Donald Trump annonce des droits de douane de 30 % à partir d’août, Bruxelles veut négocier
Donald Trump a adressé samedi 12 juillet une lettre à l’UE annonçant des droits de douane de 30 % sur les produits européens importés aux États-Unis à compter du 1er août.
Donald Trump a adressé samedi 12 juillet une lettre à l’UE annonçant des droits de douane de 30 % sur les produits européens importés aux États-Unis à compter du 1er août. Des droits distincts pour certains secteurs spécifiques, tels que l’acier, l’aluminium et les voitures, sont déjà en vigueur.
« Comprenez bien que ce chiffre de 30 % est bien inférieur à ce qui est nécessaire pour éliminer le déficit commercial dont nous souffrons avec l’UE », peut-on lire dans la lettre, qui précise qu’aucun droit de douane ne sera appliqué aux entreprises européennes qui produisent aux États-Unis.
Donald Trump a également menacé d’augmenter encore les droits de douane si l’UE décidait de riposter.
« Si, pour une raison quelconque, vous décidez d’augmenter vos droits de douane et de riposter, alors, quel que soit le montant que vous déciderez d’appliquer, il sera ajouté aux 30 % que nous imposons. »
Les ambassadeurs de l’UE se réuniront dimanche 13 juillet en session extraordinaire pour discuter de cette annonce, selon un diplomate européen.
À la suite de cette annonce, la présidente de la Commission européenne, Ursula von der Leyen, a déclaré qu’un droit de douane de 30 % « perturberait les chaînes d’approvisionnement transatlantiques essentielles, au détriment des entreprises, des consommateurs et des patients des deux côtés de l’Atlantique ».
« Peu d’économies dans le monde égalent le niveau d’ouverture et d’adhésion aux pratiques commerciales équitables de l’Union européenne », a-t-elle ajouté, soulignant que l’UE restait prête à continuer à œuvrer en vue d’un accord d’ici le 1er août.
Toutefois, la présidente de l’exécutif européen a déclaré que l’UE prendrait « toutes les mesures nécessaires » pour préserver les intérêts du bloc, y compris des « contre-mesures proportionnées si cela s’avérait nécessaire ».
La Commission avait déjà été informée vendredi 11 juillet de la décision américaine, a confié un responsable européen à Euractiv.
L’UE a déjà prévu un ensemble de mesures de rétorsion visant des produits américains pour un montant de 21 milliards d’euros, notamment des diamants, du soja et des motos, actuellement suspendues jusqu’au lundi 14 juillet.

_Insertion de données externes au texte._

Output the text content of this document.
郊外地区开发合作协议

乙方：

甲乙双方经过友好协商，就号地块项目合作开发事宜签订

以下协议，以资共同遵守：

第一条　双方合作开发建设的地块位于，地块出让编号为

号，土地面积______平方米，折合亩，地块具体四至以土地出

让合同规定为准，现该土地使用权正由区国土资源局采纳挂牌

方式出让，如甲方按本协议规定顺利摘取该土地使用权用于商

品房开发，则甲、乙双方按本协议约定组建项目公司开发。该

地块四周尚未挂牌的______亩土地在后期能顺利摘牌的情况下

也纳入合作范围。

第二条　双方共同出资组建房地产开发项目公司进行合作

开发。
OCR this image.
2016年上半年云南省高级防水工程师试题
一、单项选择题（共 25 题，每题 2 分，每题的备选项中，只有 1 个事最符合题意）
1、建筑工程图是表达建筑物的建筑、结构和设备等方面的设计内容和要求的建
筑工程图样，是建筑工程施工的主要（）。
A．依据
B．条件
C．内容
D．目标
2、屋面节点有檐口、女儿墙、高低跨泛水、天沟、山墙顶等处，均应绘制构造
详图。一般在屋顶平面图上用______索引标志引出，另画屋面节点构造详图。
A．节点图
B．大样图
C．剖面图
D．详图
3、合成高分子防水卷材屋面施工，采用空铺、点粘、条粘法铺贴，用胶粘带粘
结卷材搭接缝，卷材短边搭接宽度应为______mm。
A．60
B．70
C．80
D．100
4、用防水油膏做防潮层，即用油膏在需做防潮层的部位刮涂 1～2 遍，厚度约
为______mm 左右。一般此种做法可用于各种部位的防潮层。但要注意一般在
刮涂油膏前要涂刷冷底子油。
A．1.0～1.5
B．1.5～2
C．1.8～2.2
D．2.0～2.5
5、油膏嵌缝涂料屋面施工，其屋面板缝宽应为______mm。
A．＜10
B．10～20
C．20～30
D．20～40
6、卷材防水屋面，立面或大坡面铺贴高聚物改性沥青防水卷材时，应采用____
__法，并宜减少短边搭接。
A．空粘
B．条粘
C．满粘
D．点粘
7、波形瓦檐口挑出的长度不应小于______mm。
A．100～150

Les ministres du Commerce de l’UE se réuniront ce jour-là à Bruxelles pour discuter des relations commerciales transatlantiques, y compris une éventuelle prolongation de la suspension.
Bruxelles prépare également d’autres mesures, visant cette fois-ci pour 95 milliards d’euros de produits tels que les avions, les spiritueux et les équipements électriques américains.
Le Mexique a été visé par les mêmes droits de 30 % ce samedi. Donald Trump critique dans sa lettre au pays le rôle qu’il joue dans l’acheminement de drogues illicites vers les États-Unis.
Un jeu politique
Cette lettre fait suite à des mois de négociations politiques et techniques entre les responsables européens et américains au sujet des « droits de douane réciproques » imposés par Donald Trump, qui ont bouleversé l’économie mondiale et les marchés financiers avant d’être suspendus peu après leur annonce le 2 avril.
Les droits de douane de 50 % sur l’acier et l’aluminium, de 25 % sur les voitures et les pièces automobiles et de 10 % sur la plupart des autres produits imposés par Washington touchent actuellement 370 milliards d’euros de marchandises de l’UE, soit 70 % des exportations totales de l’Union vers les États-Unis.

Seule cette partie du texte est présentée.